Assignment 2 -- Grammar Writing

Due date: 16 May, 2018, Midnight.

(the assignment is based on an assignment by Jason Eisner at JHU)

This assignment will help you understand how CFGs work and how they can be used -- sometimes comfortably, sometimes not -- to describe natural language. It will also make you think about some linguistic phenomena that are interesting in their own right.

You will submit a file in PDF format, called ANSWERS.pdf. It should contain your name and ID number. Whenever the assignment says "discuss..." or "describe..." it means that you should write a discussion or description in that file (indicate clearly which question you are answering).

Part 0 -- Generating Sentences from a CFG (1 point)

We provide you with a python program generate.py that generates sentences from a grammar.

Download the basic grammar file grammar. Look at it and its format. Now, generate sentences from it using the generate.py program:

python generate.py grammar

(generate takes as argument a grammar file, and generates a sentence from it.)

The format of the grammar file is as follows:

    # A fragment of the grammar to illustrate the format.
    1 ROOT S .
    1 S NP VP
    1 NP Det Noun # There are multiple rules for NP.
    1 NP NP PP
    1 Noun president
    1 Noun chief of staff

corresponding to the rules

    ROOT -> S .
    S -> NP VP
    NP -> Det Noun
    NP -> NP PP
    Noun -> president
    Noun -> chief of staff

Notice that a line consists of three parts:

a number (ignore this for now)
a nonterminal symbol, called the "left-hand side" (LHS) of the rule
a sequence of zero or more terminal and nonterminal symbols, which is called the "right-hand side" (RHS) of the rule
A hash sign (#) indicates a comment, and everything after it is ignored.

We take ROOT to be the root of the grammar -- every generation begins with ROOT.

Look at the generate.py program code and understand it. Extend the program so that it accepts and optional argument (indicated by -n) that specifies the number of sentences to generate. For example, the invocation: python generate.py grammar -n 5 will generate 5 sentences, python generate.py grammar -n 2 will generate two sentences, and python generate.py grammar will generate one sentence, as it does now.

Each sentence should be printed on its own line.

(the list sys.argv includes the commandline arguments of a python program. You can either take care of the commandline processing logic yourself, or use a module such as docopt.)

Part 1 -- Weights (9 points)

a. Why does the program generate so many long sentences? Specifically, what grammar rule is responsible and why? What is special about this rule? discuss.

b. The grammar allows multiple adjectives, as in the fine perplexed pickle. Why do the generated sentences do this so rarely? discuss.

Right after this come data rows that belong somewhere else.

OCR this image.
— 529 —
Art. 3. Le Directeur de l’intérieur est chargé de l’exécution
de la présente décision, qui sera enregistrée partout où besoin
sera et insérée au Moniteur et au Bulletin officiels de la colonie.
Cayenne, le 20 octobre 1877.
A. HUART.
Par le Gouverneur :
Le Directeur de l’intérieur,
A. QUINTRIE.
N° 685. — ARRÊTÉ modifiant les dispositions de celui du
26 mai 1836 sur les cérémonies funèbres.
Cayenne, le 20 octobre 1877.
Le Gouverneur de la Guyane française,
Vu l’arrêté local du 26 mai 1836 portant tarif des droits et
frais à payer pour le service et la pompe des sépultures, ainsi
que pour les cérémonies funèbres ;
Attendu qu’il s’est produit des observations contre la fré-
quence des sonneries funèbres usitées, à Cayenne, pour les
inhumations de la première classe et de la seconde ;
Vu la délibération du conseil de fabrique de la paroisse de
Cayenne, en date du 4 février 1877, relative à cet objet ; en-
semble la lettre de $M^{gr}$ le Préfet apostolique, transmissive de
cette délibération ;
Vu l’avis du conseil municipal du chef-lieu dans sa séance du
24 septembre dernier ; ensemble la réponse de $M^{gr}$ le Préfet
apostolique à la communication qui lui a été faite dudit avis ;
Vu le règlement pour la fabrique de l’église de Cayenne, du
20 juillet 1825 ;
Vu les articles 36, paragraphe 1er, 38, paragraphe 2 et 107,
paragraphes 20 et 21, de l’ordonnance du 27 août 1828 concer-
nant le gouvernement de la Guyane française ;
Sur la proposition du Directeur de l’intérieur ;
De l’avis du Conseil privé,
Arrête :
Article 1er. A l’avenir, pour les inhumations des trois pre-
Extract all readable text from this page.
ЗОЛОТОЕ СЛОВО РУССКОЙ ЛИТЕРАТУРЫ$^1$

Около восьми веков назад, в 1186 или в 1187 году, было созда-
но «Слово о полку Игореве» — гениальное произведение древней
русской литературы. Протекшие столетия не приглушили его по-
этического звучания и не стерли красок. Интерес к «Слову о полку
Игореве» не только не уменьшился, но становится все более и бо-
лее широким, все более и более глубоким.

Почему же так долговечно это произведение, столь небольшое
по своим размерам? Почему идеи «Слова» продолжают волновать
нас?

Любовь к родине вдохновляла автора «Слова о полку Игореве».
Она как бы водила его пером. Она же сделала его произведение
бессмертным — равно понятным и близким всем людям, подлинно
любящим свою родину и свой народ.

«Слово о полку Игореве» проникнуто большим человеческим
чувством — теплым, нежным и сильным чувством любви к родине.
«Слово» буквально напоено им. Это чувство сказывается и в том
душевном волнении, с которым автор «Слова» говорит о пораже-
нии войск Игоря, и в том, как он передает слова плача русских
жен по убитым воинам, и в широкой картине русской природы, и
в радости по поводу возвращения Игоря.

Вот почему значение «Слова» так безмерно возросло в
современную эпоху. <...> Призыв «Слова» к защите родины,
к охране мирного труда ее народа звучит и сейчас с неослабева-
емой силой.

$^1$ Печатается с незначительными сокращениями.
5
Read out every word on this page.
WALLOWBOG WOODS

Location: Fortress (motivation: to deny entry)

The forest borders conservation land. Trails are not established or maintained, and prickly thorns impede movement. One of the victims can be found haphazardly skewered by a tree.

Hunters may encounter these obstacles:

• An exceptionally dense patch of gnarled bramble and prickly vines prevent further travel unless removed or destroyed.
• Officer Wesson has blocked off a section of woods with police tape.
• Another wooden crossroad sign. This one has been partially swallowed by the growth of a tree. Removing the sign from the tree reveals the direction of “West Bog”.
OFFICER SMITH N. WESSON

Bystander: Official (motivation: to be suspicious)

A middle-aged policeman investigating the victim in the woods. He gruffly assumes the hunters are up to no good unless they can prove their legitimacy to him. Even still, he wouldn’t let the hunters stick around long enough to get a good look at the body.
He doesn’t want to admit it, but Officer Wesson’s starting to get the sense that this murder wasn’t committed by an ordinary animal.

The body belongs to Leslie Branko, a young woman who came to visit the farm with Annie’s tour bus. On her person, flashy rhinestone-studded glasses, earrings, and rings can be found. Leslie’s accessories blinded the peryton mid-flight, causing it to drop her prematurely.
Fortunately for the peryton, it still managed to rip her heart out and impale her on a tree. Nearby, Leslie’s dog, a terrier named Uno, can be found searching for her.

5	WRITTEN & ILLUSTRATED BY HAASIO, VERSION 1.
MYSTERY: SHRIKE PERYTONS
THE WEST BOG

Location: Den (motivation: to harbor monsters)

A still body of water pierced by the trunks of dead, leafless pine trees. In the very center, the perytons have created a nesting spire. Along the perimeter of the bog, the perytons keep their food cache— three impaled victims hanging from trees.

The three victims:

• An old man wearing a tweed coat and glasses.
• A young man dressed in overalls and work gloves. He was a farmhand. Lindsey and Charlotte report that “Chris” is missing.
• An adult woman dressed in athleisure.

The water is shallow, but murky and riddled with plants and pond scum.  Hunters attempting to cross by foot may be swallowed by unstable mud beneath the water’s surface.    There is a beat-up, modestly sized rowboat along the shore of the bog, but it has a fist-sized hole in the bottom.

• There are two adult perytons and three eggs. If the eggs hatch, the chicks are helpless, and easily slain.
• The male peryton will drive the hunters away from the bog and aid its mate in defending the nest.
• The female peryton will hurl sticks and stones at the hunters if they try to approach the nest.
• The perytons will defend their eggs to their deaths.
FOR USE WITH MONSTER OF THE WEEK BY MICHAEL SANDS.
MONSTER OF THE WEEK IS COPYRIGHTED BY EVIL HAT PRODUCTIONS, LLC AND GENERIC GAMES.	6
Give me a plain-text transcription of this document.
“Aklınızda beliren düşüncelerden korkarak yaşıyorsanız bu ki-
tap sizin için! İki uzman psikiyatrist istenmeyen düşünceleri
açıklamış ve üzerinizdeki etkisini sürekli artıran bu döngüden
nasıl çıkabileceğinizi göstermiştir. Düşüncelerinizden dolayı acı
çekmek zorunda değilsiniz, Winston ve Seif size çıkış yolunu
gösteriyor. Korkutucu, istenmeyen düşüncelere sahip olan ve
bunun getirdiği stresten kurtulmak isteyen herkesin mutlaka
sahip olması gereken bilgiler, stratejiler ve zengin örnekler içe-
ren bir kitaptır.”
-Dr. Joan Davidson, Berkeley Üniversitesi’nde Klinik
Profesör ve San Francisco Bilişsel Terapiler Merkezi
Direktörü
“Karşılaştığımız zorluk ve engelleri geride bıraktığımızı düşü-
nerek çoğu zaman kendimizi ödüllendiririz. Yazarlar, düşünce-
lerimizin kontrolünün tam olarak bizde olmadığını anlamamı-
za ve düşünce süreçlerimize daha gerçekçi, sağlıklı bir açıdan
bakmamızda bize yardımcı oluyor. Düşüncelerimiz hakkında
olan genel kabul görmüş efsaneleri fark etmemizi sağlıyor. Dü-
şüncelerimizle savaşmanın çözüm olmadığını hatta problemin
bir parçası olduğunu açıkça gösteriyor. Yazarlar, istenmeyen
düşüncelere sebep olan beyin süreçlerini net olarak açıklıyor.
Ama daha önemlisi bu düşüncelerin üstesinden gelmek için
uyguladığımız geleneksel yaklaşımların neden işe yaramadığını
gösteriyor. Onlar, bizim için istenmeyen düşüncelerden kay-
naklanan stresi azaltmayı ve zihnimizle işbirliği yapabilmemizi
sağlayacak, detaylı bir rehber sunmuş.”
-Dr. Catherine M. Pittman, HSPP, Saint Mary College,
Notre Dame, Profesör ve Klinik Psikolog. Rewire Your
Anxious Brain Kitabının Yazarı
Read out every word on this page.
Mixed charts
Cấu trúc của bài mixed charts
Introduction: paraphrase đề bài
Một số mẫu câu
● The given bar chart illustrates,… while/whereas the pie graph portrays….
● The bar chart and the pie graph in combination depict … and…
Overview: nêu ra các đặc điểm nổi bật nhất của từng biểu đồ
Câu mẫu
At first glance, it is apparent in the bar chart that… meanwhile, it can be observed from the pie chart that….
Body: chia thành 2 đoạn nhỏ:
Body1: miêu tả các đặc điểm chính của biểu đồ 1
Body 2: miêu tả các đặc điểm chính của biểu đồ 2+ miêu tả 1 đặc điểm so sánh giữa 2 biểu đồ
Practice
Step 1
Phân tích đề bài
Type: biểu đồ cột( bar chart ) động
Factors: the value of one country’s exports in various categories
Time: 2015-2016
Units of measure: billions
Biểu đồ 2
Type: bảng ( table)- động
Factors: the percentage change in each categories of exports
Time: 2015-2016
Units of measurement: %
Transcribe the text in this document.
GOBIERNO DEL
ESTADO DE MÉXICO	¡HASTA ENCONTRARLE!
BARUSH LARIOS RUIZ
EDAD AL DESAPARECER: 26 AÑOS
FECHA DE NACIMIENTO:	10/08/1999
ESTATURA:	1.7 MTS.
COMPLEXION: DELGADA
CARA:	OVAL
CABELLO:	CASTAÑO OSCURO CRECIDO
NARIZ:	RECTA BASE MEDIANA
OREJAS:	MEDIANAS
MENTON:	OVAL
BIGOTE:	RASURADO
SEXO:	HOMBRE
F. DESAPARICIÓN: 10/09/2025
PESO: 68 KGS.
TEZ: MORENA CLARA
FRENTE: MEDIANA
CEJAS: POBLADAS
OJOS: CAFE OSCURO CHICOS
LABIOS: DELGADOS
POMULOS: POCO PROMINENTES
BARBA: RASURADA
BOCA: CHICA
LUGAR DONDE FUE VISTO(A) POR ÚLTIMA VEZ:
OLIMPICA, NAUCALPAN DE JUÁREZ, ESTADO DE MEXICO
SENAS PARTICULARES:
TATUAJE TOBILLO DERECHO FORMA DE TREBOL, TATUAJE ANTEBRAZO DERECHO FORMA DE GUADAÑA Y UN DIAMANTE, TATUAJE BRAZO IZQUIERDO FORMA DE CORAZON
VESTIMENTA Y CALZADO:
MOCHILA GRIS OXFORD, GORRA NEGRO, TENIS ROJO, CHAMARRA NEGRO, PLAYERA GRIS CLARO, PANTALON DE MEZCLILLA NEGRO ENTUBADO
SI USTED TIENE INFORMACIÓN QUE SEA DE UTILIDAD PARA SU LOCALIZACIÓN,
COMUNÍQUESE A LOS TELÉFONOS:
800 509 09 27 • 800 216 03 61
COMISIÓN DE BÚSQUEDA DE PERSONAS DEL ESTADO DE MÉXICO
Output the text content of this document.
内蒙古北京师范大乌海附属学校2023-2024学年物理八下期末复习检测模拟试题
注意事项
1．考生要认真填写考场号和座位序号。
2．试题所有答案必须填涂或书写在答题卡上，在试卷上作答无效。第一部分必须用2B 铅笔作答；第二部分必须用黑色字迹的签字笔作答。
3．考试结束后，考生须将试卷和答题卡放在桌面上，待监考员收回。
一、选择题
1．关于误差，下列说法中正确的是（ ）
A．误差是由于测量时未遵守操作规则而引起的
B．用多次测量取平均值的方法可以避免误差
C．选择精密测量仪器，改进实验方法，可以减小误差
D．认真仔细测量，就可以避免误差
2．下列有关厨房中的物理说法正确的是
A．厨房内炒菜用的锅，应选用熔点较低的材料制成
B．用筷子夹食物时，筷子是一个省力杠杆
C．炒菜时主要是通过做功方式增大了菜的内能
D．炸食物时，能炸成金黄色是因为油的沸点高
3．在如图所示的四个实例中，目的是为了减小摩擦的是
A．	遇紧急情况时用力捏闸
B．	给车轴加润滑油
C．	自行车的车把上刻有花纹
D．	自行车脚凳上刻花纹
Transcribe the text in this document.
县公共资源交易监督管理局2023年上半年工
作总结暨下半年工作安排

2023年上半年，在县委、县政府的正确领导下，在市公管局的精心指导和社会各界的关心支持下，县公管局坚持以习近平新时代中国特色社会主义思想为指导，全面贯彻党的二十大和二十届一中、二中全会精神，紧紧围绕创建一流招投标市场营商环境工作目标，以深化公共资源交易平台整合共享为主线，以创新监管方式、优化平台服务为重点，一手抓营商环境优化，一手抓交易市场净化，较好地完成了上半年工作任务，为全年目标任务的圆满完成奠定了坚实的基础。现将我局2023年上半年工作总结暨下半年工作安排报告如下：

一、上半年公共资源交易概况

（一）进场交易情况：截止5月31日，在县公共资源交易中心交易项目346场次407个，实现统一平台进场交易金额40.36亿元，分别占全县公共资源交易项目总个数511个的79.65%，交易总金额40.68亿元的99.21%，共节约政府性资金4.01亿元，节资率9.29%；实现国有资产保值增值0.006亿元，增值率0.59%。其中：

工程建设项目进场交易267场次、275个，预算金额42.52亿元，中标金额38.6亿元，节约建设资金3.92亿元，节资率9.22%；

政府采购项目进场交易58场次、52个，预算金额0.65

c. The grammar format allows specifying different weights to different rules. For example, in the grammar:

    3 NP A B
    1 NP C D E
    1 NP F
    2 X NP NP

The tree NP rules have relative odds of 3:1:1, so when generating an NP, the generator will pick the first rules 3/5 of the times, the second one 1/5 of the times, and the third one 1/5 of the times.

Which numbers must you modify to fix the problems in (a) and (b), making the sentences shorter and the adjectives more frequent? Verify your answer by generating from the grammar. Discuss your solution (which rules and why).

d. What other numeric adjustments can you make to the grammar in order to favor more natural sets of sentences? Experiment. Hand in your grammar file (including the solution to (c) above, in a file named grammar1, with comments that motivate your changes, together with 10 sentences generated by the grammar, in a file called grammar1.gen.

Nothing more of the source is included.